The Wakefield electorate is named after Edward Gibbon Wakefield, whose ideas for the ideal structure of a colonial society were the basis for the colonisation of South Australia.
Wakefield was traditionally a rural electorate, and had been won by Labor only twice between 1903 and 2004. An electoral determination based on population statistics, ahead of the 2004 election, caused South Australia to lose a seat, that of the safe Labor seat of Bonython, reducing SA to 11 seats.
The subsequent redistribution drew Wakefield into the northern suburbs of Adelaide, taking in large parts of the abolished Bonython seat, thus transforming Wakefield from a safe Liberal rural seat to a more marginal urban/rural mixed electorate.
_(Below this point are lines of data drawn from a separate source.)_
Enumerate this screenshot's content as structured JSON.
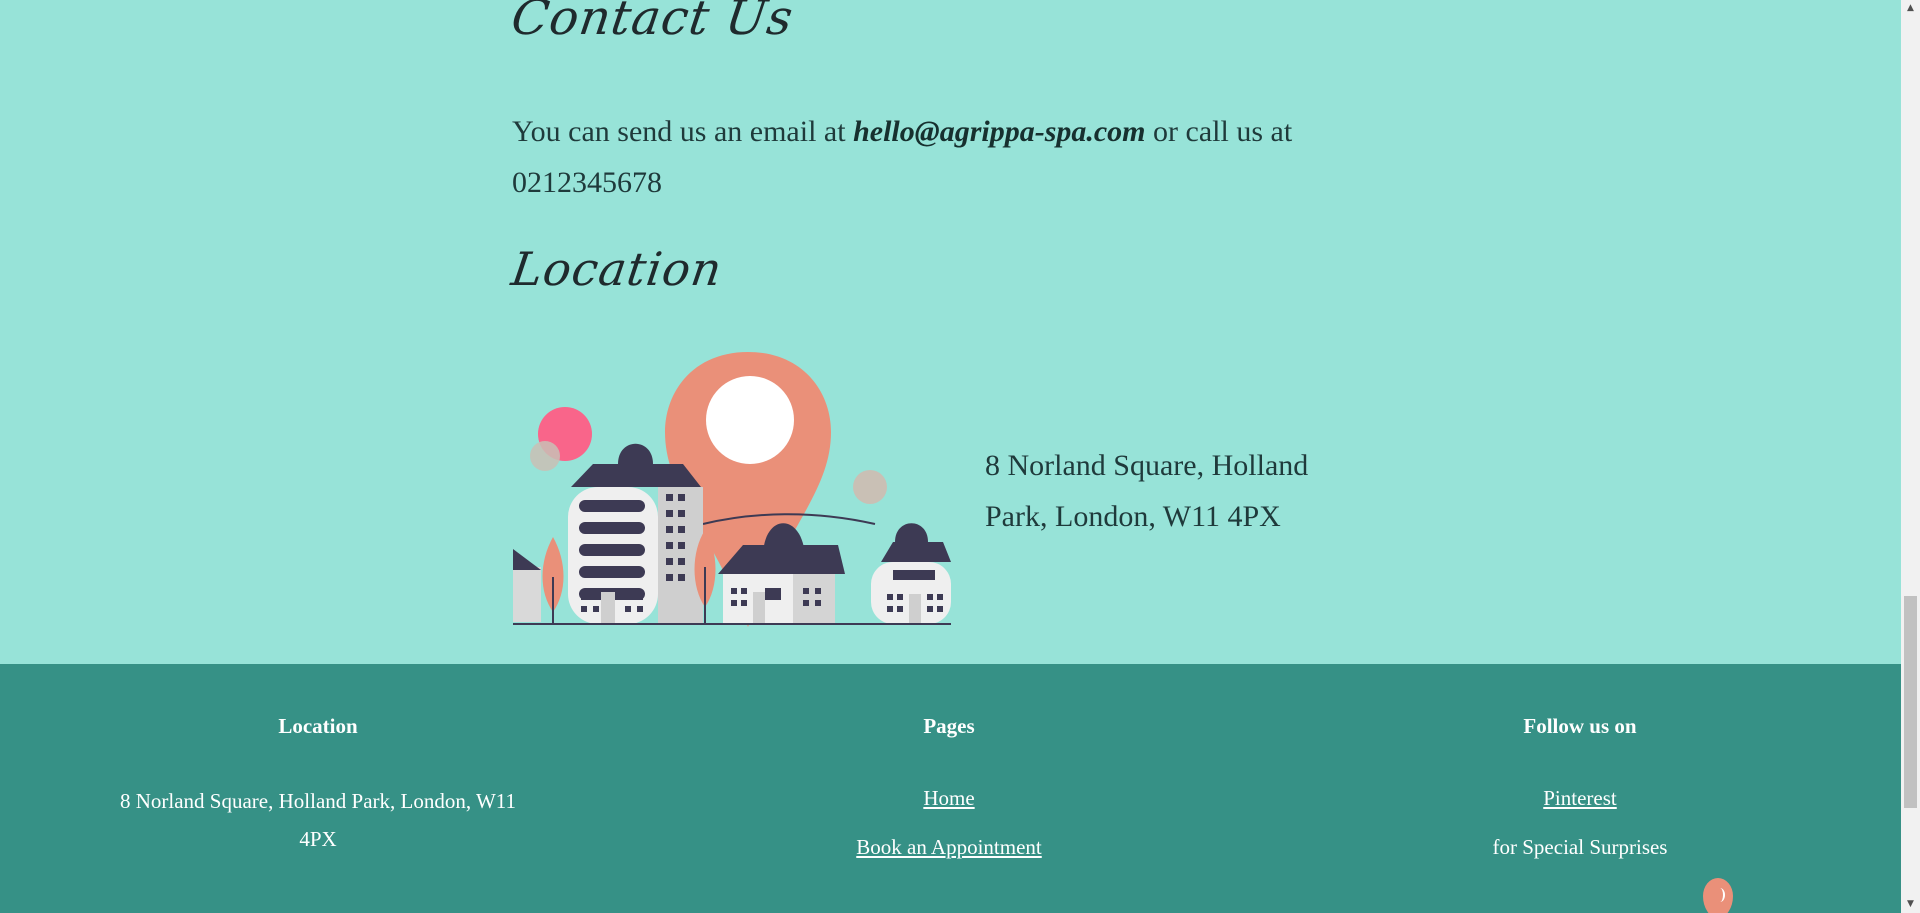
{
  "contact": {
    "heading": "Contact Us",
    "text_before": "You can send us an email at ",
    "email": "hello@agrippa-spa.com",
    "text_after": " or call us at 0212345678"
  },
  "location": {
    "heading": "Location",
    "illustration_icon": "city-location-pin-illustration",
    "address": "8 Norland Square, Holland Park, London, W11 4PX"
  },
  "footer": {
    "location": {
      "heading": "Location",
      "address": "8 Norland Square, Holland Park, London, W11 4PX"
    },
    "pages": {
      "heading": "Pages",
      "links": [
        "Home",
        "Book an Appointment"
      ]
    },
    "follow": {
      "heading": "Follow us on",
      "link": "Pinterest",
      "text": "for Special Surprises"
    }
  },
  "chat": {
    "icon": "chat-bubble-icon"
  },
  "colors": {
    "page_background": "#97e3d8",
    "footer_background": "#369186",
    "accent_coral": "#ea9079",
    "accent_pink": "#f9658a",
    "building_dark": "#3d3a54"
  }
}
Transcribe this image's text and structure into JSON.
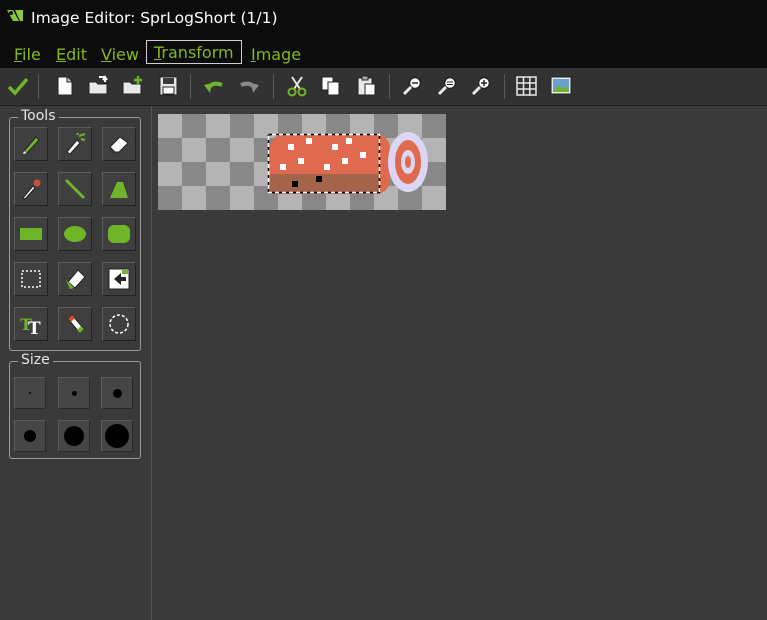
{
  "window": {
    "title": "Image Editor: SprLogShort (1/1)",
    "logo_icon": "gamemaker-logo-icon"
  },
  "menu": [
    {
      "label": "File",
      "key": "file"
    },
    {
      "label": "Edit",
      "key": "edit"
    },
    {
      "label": "View",
      "key": "view"
    },
    {
      "label": "Transform",
      "key": "transform",
      "active": true
    },
    {
      "label": "Image",
      "key": "image"
    }
  ],
  "toolbar": [
    {
      "icon": "checkmark-icon",
      "name": "confirm-button"
    },
    {
      "icon": "new-file-icon",
      "name": "new-image-button"
    },
    {
      "icon": "open-folder-icon",
      "name": "open-image-button"
    },
    {
      "icon": "add-folder-icon",
      "name": "add-image-button"
    },
    {
      "icon": "save-icon",
      "name": "save-button"
    },
    {
      "icon": "undo-icon",
      "name": "undo-button"
    },
    {
      "icon": "redo-icon",
      "name": "redo-button"
    },
    {
      "icon": "scissors-icon",
      "name": "cut-button"
    },
    {
      "icon": "copy-icon",
      "name": "copy-button"
    },
    {
      "icon": "paste-icon",
      "name": "paste-button"
    },
    {
      "icon": "zoom-out-icon",
      "name": "zoom-out-button"
    },
    {
      "icon": "zoom-reset-icon",
      "name": "zoom-reset-button"
    },
    {
      "icon": "zoom-in-icon",
      "name": "zoom-in-button"
    },
    {
      "icon": "grid-icon",
      "name": "toggle-grid-button"
    },
    {
      "icon": "image-preview-icon",
      "name": "preview-button"
    }
  ],
  "tools": {
    "label": "Tools",
    "items": [
      "pencil-icon",
      "spray-icon",
      "eraser-icon",
      "color-picker-icon",
      "line-icon",
      "polygon-icon",
      "rectangle-icon",
      "ellipse-icon",
      "rounded-rectangle-icon",
      "select-region-icon",
      "magic-wand-icon",
      "paste-selection-icon",
      "text-icon",
      "color-replace-icon",
      "lasso-icon"
    ]
  },
  "size": {
    "label": "Size",
    "items": [
      "size-1-icon",
      "size-2-icon",
      "size-3-icon",
      "size-4-icon",
      "size-5-icon",
      "size-6-icon"
    ]
  },
  "colors": {
    "menu_accent": "#84b81b",
    "log_red": "#e06a4f",
    "log_brown": "#a4644a",
    "log_highlight": "#ffffff",
    "ring_lavender": "#dad6f4",
    "checker_light": "#b4b4b4",
    "checker_dark": "#888888"
  }
}
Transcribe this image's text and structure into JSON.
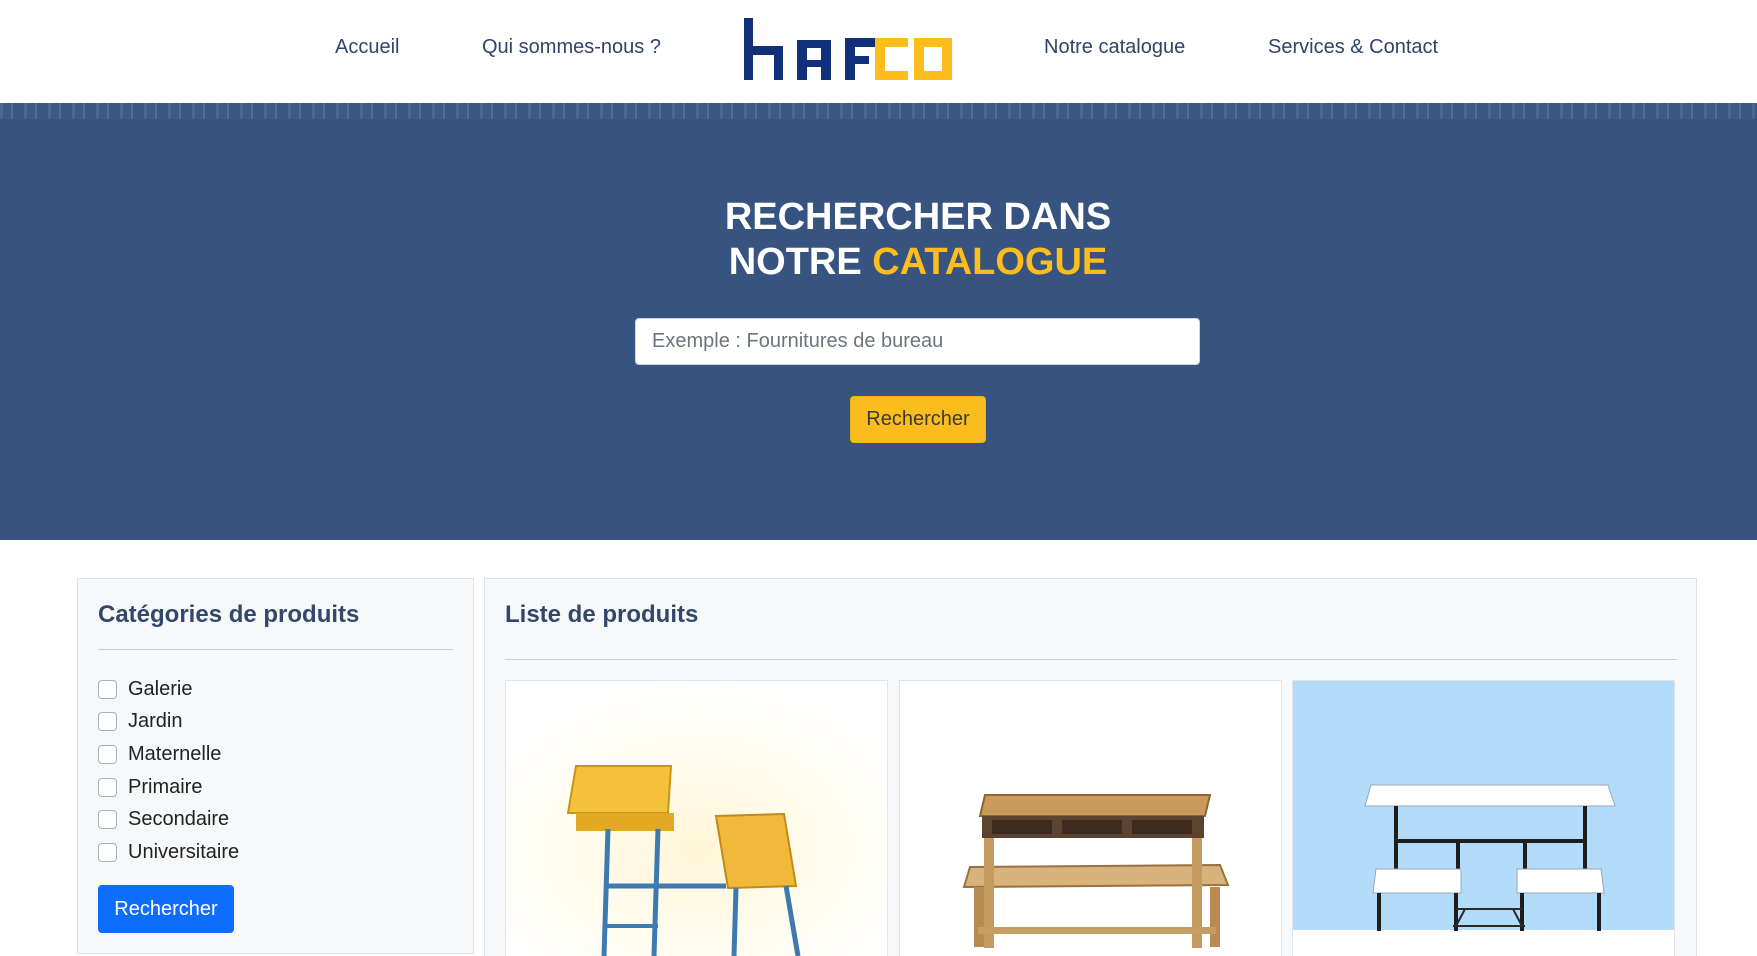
{
  "nav": {
    "home": "Accueil",
    "about": "Qui sommes-nous ?",
    "catalogue": "Notre catalogue",
    "contact": "Services & Contact"
  },
  "logo": {
    "text": "hafco",
    "colors": {
      "navy": "#12307a",
      "yellow": "#fdbd1d"
    },
    "icon": "hafco-logo"
  },
  "hero": {
    "title_line1": "RECHERCHER DANS",
    "title_line2_prefix": "NOTRE ",
    "title_line2_accent": "CATALOGUE",
    "search_placeholder": "Exemple : Fournitures de bureau",
    "search_value": "",
    "search_button": "Rechercher"
  },
  "sidebar": {
    "title": "Catégories de produits",
    "categories": [
      {
        "label": "Galerie",
        "checked": false
      },
      {
        "label": "Jardin",
        "checked": false
      },
      {
        "label": "Maternelle",
        "checked": false
      },
      {
        "label": "Primaire",
        "checked": false
      },
      {
        "label": "Secondaire",
        "checked": false
      },
      {
        "label": "Universitaire",
        "checked": false
      }
    ],
    "button": "Rechercher"
  },
  "products": {
    "title": "Liste de produits",
    "items": [
      {
        "image": "yellow-wooden-school-desk-with-blue-frame"
      },
      {
        "image": "natural-wood-school-desk-with-bench"
      },
      {
        "image": "white-top-school-desk-black-metal-frame"
      }
    ]
  },
  "colors": {
    "navy_bg": "#36547f",
    "accent_yellow": "#fdbd1d",
    "primary_blue": "#0d6efd",
    "text": "#33476b"
  }
}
This new “mixed” Wakefield was first contested in 2004 as a marginal Labor electorate, and was defended by casino online Labor’s sitting Bonython MP, Martyn Evans.
He was defeated at the 2004 election by Liberal David Fawcett, who in 2007 lost to Labor’s Nick Champion as the Rudd government was elected to office. Mr Champion also held the seat in 2010.
According to the 2011 Census profile, Wakefield electorate has the nation’s third highest proportion of workforce employees in manufacturing, lowest proportion of residents with university qualifications, and third highest proportion of single parent families. It also has SAs highest proportion of children aged 0-4.